The ratings agency Fitch said the recent move by the UAE to remove the subsidy on transport fuel could encourage other countries in the region to follow suit if it is successful.
“We think that governments in the region understand the benefits of subsidy reform, including both fiscal cost savings, and more efficient resource allocation and energy consumption,” Fitch said. “However, reforms have so far been uneven and incomplete.”
Fuel prices in the UAE will be deregulated from next month and a new policy linked to global prices will be adopted, the Ministry of Energy said last week.
The UAE has some of the most affordable petrol prices in the world at Dh1.72 a litre, which is less than a third of the cost in western Europe.
However, the cost of fuel in the UAE is already three times the price of other GCC countries, according to a study by Carmudi, an online car marketplace.
Fitch said pre-tax energy subsidies in the UAE are slated to amount to 2.8 per cent of GDP this year, while the figure for Saudi Arabia and Bahrain is almost two-thirds higher at 4.6 per cent of GDP. In Kuwait and Qatar, those figures are 1.8 per cent and 1.6 per cent, respectively.

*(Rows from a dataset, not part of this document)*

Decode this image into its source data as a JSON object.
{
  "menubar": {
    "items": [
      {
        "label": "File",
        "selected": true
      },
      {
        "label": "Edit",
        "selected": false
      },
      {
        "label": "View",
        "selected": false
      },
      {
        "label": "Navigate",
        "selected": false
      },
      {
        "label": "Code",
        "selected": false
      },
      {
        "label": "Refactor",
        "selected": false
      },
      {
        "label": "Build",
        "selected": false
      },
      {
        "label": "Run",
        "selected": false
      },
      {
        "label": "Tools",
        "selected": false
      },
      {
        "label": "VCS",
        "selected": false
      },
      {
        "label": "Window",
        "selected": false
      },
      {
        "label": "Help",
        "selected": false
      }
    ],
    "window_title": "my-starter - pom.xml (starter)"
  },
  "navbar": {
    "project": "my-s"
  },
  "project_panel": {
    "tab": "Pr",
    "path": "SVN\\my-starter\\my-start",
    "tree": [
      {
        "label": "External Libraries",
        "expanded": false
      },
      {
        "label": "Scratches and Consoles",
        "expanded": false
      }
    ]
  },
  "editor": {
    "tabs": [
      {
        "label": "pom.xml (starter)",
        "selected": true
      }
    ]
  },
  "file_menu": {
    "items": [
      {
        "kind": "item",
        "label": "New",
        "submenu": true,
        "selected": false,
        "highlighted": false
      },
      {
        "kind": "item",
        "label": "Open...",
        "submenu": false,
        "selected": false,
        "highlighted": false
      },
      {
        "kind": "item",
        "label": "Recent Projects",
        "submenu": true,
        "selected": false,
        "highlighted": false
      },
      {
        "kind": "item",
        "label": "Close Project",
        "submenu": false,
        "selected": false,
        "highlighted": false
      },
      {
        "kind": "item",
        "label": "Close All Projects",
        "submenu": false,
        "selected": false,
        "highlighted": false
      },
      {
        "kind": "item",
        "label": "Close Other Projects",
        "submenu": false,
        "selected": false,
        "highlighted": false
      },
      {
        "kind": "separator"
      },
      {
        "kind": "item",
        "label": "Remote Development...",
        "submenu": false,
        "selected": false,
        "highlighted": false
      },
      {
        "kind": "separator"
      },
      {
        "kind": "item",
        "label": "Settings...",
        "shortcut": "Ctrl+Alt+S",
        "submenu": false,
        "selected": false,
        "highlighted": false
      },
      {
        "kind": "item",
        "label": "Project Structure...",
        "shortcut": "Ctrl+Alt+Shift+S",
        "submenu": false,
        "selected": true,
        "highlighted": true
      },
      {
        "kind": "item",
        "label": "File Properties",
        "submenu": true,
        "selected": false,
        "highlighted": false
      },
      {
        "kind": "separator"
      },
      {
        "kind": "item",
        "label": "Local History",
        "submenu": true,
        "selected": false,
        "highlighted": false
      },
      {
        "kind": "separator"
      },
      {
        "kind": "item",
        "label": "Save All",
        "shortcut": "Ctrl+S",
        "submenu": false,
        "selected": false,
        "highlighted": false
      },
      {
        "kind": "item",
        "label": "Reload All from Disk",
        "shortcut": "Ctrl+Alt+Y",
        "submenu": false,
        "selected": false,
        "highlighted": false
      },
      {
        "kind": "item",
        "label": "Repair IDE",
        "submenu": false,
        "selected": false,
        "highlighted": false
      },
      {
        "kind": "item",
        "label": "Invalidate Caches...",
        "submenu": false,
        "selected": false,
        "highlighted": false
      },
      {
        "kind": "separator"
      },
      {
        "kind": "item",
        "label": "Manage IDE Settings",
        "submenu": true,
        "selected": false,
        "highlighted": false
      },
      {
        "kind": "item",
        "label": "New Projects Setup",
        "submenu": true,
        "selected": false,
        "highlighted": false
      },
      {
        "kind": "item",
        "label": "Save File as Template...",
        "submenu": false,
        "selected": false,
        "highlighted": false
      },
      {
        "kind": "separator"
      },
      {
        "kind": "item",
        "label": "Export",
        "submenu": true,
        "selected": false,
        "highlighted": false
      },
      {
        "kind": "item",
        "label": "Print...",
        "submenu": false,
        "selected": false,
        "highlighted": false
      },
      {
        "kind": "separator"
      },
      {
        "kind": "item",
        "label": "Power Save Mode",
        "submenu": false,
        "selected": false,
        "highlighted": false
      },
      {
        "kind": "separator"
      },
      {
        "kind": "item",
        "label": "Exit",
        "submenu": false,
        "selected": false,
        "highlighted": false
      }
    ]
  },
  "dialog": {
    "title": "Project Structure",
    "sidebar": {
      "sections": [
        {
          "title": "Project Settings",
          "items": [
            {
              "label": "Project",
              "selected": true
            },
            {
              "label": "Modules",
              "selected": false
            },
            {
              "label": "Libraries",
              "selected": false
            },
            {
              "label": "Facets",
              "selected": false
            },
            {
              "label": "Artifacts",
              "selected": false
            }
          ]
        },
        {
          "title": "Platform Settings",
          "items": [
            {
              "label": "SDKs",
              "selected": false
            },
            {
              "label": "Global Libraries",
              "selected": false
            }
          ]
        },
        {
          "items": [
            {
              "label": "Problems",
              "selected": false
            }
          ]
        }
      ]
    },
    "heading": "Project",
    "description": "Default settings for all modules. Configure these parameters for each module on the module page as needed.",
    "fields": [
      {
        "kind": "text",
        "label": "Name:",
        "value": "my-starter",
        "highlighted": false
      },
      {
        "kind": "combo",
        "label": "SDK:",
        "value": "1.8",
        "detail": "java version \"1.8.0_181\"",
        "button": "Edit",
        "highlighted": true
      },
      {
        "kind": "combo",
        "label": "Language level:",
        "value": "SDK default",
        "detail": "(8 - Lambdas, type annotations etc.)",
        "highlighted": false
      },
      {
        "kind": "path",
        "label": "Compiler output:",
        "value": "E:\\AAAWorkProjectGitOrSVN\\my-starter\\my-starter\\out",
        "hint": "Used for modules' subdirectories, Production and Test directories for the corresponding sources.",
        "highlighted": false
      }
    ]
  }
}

“The Kuwaiti experience shows that cutting or removing subsidies can be politically contentious,” Fitch said. “However, we do not expect adverse political repercussions in Abu Dhabi, which enjoys very high GDP per capita and good growth prospects. Successful implementation in the UAE while oil prices are low could increase public acceptance of subsidy reform elsewhere in the region, boosting the prospects for reform.”